As global players, European shipping companies first and foremost need global rules to maintain their competitive edge. Europe should remain globally competitive as a location for shipping activities. We need a comprehensive and globally oriented shipping policy in the EU.

The EU has an overall competitive regime in place for fiscal and social measures as well as quality registers and a strong skills base. This combination supports the current status of the EU as an attractive location for shipping activities.

However, the challenges to growth include slower growth in EU in terms of the tonnage operated and owned in particular. EU is also facing increasingly competitive pressure as it is losing share of the world merchant fleet registered under EU flags.

According to a recent Monitor Deloitte study on EU shipping competitiveness, the European maritime industry is at the risk of losing ground to other globally leading shipping centres. The study compares the overall EU policy framework for shipping with policies of Singapore, Hong Kong, Dubai, Shanghai and Vancouver. The benchmark exercise is based on eight criteria: taxation and fiscal incentives, availability of professional services, regulatory, economic and political factors, skills, flag attractiveness, ease of doing business, legal framework for vessel exploitation and availablilty of finance.

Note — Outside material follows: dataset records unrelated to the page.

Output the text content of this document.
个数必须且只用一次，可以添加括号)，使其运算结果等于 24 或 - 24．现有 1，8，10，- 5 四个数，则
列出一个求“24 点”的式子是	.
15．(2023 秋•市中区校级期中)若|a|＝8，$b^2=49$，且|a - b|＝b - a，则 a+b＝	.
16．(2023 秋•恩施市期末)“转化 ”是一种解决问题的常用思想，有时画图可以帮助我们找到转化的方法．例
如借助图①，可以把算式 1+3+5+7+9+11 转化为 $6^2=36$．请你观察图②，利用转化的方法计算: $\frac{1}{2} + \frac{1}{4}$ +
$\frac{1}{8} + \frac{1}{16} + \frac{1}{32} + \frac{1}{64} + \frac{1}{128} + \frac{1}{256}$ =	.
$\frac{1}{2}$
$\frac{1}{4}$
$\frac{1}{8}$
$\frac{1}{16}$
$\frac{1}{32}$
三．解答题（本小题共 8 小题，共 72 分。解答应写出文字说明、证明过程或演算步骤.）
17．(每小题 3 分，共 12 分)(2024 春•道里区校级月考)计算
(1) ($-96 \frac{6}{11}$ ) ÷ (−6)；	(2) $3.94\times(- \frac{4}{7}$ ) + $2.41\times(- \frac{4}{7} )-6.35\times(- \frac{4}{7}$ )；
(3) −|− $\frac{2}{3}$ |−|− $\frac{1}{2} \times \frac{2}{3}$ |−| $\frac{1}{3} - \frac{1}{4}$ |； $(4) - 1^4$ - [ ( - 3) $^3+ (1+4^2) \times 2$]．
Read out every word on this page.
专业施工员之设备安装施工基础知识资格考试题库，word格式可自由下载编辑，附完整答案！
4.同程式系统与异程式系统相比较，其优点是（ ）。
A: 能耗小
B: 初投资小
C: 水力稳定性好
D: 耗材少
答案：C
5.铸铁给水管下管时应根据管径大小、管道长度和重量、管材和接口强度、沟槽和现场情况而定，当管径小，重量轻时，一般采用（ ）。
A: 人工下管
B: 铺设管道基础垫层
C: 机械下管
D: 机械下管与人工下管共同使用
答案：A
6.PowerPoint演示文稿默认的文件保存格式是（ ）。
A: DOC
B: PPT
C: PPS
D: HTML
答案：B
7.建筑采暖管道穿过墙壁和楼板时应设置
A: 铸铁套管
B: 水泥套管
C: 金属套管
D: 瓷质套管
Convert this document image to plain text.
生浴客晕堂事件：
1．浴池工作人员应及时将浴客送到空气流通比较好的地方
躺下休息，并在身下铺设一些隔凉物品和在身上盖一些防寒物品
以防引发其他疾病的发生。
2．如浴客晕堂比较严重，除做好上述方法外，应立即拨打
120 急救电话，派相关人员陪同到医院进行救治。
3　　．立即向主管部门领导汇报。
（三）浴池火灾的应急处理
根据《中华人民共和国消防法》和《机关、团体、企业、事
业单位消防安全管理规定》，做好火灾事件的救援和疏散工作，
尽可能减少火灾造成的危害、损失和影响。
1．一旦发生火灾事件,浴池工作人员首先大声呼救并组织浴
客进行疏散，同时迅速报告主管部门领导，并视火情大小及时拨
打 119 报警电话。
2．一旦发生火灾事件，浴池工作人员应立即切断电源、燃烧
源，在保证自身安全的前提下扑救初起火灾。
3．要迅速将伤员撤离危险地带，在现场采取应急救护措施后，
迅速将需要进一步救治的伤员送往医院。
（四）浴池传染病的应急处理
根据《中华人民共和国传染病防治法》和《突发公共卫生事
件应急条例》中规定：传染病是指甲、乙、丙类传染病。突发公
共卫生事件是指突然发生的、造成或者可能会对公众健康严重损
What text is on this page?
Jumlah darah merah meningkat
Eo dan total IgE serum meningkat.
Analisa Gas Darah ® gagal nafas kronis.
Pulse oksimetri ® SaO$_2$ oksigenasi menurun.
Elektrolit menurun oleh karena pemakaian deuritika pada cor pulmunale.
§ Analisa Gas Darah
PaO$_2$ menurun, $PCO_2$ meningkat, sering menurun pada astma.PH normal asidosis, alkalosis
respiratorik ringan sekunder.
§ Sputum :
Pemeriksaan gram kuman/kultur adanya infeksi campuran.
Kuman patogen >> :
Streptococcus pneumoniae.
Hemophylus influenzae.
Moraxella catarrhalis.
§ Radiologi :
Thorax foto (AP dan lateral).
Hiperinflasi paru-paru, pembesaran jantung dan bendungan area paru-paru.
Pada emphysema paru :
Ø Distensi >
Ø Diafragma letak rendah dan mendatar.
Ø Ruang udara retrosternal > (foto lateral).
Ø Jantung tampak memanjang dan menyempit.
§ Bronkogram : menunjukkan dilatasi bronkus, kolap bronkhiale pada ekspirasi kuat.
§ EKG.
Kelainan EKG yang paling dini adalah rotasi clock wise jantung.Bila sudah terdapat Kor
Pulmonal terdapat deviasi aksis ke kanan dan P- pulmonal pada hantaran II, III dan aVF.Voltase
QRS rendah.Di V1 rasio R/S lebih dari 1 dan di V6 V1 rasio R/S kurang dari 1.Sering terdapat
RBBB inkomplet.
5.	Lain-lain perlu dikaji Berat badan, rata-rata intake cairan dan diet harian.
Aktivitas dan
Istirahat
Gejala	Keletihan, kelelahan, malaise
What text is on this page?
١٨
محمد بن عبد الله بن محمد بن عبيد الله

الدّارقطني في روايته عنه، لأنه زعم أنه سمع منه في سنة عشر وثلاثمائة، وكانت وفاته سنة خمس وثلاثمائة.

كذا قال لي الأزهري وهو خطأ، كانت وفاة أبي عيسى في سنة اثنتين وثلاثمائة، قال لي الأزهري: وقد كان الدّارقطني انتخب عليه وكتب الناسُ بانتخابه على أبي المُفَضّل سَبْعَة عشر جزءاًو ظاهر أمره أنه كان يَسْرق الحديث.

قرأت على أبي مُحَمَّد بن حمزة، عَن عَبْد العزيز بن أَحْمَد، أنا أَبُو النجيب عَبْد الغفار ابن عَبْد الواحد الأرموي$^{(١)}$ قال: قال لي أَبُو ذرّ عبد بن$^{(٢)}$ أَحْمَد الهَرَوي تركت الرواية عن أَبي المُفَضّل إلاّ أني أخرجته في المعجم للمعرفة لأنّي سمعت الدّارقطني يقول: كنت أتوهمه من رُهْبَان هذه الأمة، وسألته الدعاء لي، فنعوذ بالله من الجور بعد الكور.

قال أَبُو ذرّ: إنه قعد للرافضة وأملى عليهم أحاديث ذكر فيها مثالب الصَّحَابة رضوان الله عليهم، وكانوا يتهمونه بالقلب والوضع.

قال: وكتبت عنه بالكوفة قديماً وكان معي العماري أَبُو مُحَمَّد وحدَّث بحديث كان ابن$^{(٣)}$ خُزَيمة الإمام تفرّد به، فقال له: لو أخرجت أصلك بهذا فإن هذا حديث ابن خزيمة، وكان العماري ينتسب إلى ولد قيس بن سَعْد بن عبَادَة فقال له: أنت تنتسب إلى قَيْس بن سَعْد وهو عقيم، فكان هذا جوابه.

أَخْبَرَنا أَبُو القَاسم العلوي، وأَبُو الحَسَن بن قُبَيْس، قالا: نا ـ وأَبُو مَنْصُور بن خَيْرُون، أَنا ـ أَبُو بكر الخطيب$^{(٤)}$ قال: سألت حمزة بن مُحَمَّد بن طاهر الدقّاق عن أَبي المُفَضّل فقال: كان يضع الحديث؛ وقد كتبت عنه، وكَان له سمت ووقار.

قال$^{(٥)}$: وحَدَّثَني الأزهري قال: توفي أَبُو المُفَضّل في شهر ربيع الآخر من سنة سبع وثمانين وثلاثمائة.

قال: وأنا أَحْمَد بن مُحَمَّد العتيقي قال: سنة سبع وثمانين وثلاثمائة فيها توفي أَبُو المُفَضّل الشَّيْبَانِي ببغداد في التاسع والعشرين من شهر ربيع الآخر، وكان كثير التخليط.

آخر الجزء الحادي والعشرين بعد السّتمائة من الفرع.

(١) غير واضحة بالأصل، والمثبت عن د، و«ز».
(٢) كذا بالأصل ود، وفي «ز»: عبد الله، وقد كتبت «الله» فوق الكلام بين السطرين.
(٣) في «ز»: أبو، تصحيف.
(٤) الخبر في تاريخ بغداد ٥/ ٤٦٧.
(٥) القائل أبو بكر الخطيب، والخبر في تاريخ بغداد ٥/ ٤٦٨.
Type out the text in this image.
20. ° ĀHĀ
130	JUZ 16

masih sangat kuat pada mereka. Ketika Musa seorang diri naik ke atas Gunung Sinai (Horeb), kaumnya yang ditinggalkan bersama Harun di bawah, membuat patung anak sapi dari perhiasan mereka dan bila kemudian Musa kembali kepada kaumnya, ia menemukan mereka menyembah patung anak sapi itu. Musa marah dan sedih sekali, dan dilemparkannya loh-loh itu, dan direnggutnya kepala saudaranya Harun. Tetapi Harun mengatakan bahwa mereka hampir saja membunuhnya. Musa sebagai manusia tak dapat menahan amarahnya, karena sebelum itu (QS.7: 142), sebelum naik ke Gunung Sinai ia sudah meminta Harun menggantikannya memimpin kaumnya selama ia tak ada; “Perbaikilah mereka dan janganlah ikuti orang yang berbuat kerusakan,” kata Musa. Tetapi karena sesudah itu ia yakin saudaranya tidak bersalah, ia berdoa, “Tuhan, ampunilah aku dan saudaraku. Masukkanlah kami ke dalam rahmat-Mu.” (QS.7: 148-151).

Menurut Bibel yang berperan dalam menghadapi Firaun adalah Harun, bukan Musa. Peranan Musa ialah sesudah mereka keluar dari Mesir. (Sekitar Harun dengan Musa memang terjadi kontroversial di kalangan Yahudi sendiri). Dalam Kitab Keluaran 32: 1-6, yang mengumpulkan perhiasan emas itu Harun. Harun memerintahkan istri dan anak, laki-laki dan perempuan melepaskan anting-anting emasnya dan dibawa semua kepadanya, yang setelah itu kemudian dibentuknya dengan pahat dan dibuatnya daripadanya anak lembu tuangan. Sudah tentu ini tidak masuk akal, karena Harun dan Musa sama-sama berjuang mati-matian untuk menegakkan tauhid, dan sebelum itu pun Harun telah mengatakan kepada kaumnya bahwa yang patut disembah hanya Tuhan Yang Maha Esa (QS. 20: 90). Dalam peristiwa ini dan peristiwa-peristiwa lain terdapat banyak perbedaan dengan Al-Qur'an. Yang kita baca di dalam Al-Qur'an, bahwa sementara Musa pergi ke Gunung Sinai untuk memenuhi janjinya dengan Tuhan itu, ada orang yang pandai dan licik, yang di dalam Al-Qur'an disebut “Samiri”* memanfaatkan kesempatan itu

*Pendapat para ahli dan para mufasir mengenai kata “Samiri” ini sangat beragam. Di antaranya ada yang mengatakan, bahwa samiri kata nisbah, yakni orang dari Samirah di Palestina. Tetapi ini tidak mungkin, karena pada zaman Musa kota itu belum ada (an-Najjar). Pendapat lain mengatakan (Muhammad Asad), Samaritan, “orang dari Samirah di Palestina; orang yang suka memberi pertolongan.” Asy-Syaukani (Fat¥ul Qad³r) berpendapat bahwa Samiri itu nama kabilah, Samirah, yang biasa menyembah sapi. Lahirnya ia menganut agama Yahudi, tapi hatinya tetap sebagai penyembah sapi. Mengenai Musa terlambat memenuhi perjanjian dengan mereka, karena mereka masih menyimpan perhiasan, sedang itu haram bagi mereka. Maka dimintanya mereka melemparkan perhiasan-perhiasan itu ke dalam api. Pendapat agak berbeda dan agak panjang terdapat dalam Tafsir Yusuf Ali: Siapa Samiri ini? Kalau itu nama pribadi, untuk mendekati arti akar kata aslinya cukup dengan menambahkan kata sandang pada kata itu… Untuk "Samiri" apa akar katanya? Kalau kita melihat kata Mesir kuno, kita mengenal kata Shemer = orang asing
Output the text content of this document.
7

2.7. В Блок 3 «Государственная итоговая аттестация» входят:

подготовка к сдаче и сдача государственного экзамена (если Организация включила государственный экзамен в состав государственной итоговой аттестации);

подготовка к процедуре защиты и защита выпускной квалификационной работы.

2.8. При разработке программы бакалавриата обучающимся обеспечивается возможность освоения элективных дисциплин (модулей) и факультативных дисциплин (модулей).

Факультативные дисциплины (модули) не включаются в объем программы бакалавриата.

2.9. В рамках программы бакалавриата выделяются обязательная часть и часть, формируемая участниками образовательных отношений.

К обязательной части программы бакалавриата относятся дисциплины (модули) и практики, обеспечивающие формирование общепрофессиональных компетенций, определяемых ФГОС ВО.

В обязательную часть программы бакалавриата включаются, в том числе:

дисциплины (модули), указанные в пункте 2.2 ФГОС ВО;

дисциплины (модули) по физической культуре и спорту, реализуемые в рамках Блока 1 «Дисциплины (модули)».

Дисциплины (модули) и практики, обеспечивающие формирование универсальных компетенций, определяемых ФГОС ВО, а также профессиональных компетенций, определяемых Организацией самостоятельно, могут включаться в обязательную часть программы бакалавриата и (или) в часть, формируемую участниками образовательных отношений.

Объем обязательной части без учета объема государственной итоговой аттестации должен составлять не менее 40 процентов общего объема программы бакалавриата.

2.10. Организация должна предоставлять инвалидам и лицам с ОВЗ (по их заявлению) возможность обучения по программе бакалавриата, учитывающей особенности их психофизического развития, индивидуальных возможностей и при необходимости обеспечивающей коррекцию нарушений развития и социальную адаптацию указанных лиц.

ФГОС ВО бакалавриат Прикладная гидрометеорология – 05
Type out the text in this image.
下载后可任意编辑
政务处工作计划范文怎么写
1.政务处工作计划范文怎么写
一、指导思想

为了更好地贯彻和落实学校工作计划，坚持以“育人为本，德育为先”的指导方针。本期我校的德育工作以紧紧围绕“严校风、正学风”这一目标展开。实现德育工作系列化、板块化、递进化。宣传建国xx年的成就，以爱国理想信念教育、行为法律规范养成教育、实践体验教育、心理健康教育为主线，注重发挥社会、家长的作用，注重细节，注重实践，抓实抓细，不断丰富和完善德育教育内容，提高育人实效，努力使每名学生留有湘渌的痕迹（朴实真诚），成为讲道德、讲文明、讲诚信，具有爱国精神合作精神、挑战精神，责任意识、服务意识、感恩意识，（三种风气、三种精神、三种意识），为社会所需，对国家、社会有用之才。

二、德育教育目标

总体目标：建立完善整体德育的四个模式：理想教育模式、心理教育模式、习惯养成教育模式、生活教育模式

The maritime state aid guidelines form an essential part of the EU policy framework. Legal certainty in the continuity of the guidelines is paramount. The guidelines are inherently flexible in nature and should therefore in their current format already allow for new growth opportunities of the maritime cluster and more competitiveness.

To develop further growth in European shipping, the EU needs to adapt this framework into a comprehensive, globally oriented shipping policy that aims to improve the EU’s competitiveness as a location for international shipping. The policy should be comprehensive by cutting across policy fields like transport, taxation and environment and thereby cover the key competitiveness factors.

The full Deloitte study.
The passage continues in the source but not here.